Synapse
Synapse
overview.
Synapse was developed during NwHacks 2025, where I collaborated with a partner to build an AI-powered visualization tool under tight time constraints. Our vision was to create a web application that could convert academic or technical PDFs into editable diagrams, making complex information easier to understand visually. The project combined full-stack engineering, serverless architecture, and AI integration into a seamless user-facing tool, with a focus on both front-end user interaction and back-end reliability.
process.
We began by carefully scoping the technical workflow into key components: PDF ingestion for handling large documents, entity extraction using AI, code generation for diagrams, and real-time rendering. For the front-end, I architected a responsive UI using TypeScript and React. The interface needed to handle large file uploads smoothly, provide clear feedback during processing, and display interactive Mermaid.js diagrams. The back-end architecture was built around AWS Lambda functions with 512MB memory allocation. I implemented cold-start mitigation strategies and optimized the processing pipeline to handle documents up to 10MB within a five-second window. To transform PDF content into meaningful diagrams, we integrated LangChain with OpenAI's GPT-4 API. This required careful prompt engineering to extract semantic relationships from text and convert them reliably into valid Mermaid diagram syntax. Throughout development, I focused on reliability: implementing comprehensive error handling, adding real-time loading indicators, and setting up monitoring for the serverless functions. We used a local-first testing approach to validate components before deploying, which was crucial given the hackathon's time constraints.
result.
Synapse successfully delivered on its core promise: users could upload complex PDFs and receive clean, editable diagrams within seconds. The interface provided a smooth experience from upload through to final visualization. Performance metrics exceeded our targets, with the system processing 10MB documents in under five seconds even on cold Lambda starts. The front-end maintained responsiveness under load, and the backend handled concurrent API calls without degradation. The AI-powered diagram generation proved remarkably accurate, correctly identifying and visualizing relationships from various types of technical documents. Users could further edit these diagrams through an intuitive interface. The project earned recognition during judging for its practical utility, technical implementation, and seamless integration of AI capabilities. We demonstrated that complex document processing could be both fast and user-friendly.
challenge.
The primary technical challenge was optimizing PDF processing within AWS Lambda's constraints. The 512MB memory limit and cold-start times initially made it impossible to handle larger documents within our target response time. We tackled this through several optimizations: implementing streaming document parsing to reduce memory usage, chunking the text intelligently to maintain context across segments, and parallelizing AI processing where possible.
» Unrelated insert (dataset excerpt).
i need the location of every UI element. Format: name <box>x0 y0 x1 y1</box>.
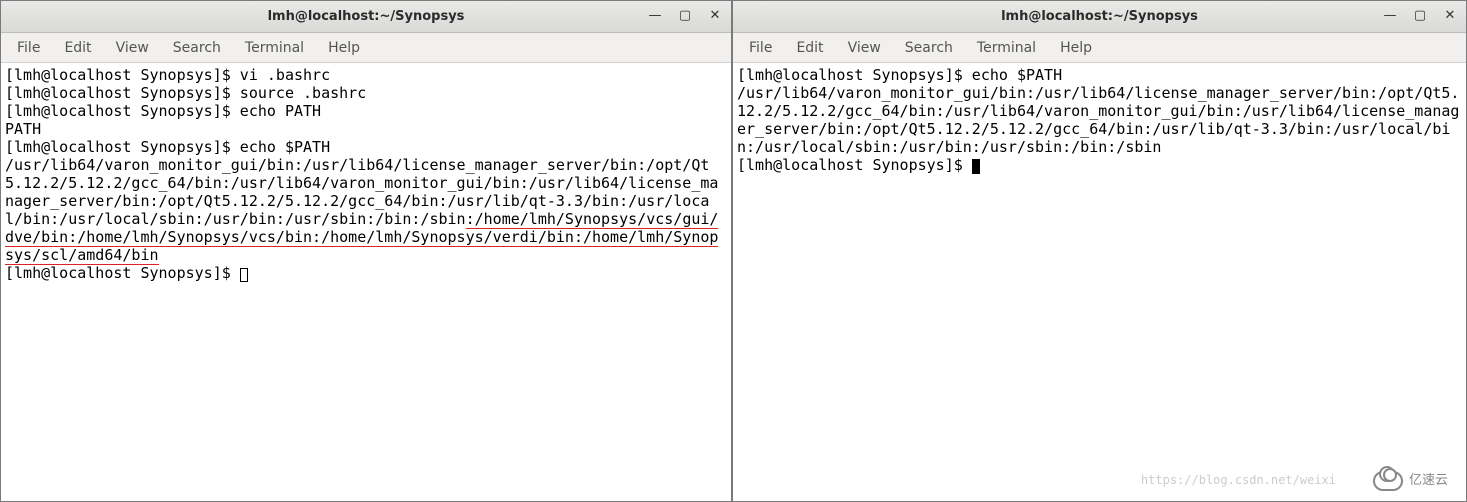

Another significant challenge was ensuring consistent, meaningful output from the AI processing pipeline. Early versions would sometimes produce invalid diagram syntax or miss important relationships in the text. We solved this by implementing strict validation at each step: schema checking for AI outputs, syntax verification for generated Mermaid code, and fallback options for edge cases. This made the system much more robust while still maintaining performance.
reflection.
This project significantly deepened my understanding of serverless architecture and its practical limitations. Working within strict memory and time constraints taught me valuable lessons about optimization and resource management. The experience of integrating AI capabilities in a production environment was particularly enlightening. I learned how to balance the power of large language models with the need for predictable, validated outputs. The hackathon environment pushed me to make pragmatic architectural decisions while maintaining code quality. I gained confidence in rapidly prototyping complex features and iterating based on immediate feedback. Perhaps most importantly, I learned how to effectively collaborate under pressure, coordinate across different system components, and maintain a focus on end-user value even while solving complex technical challenges.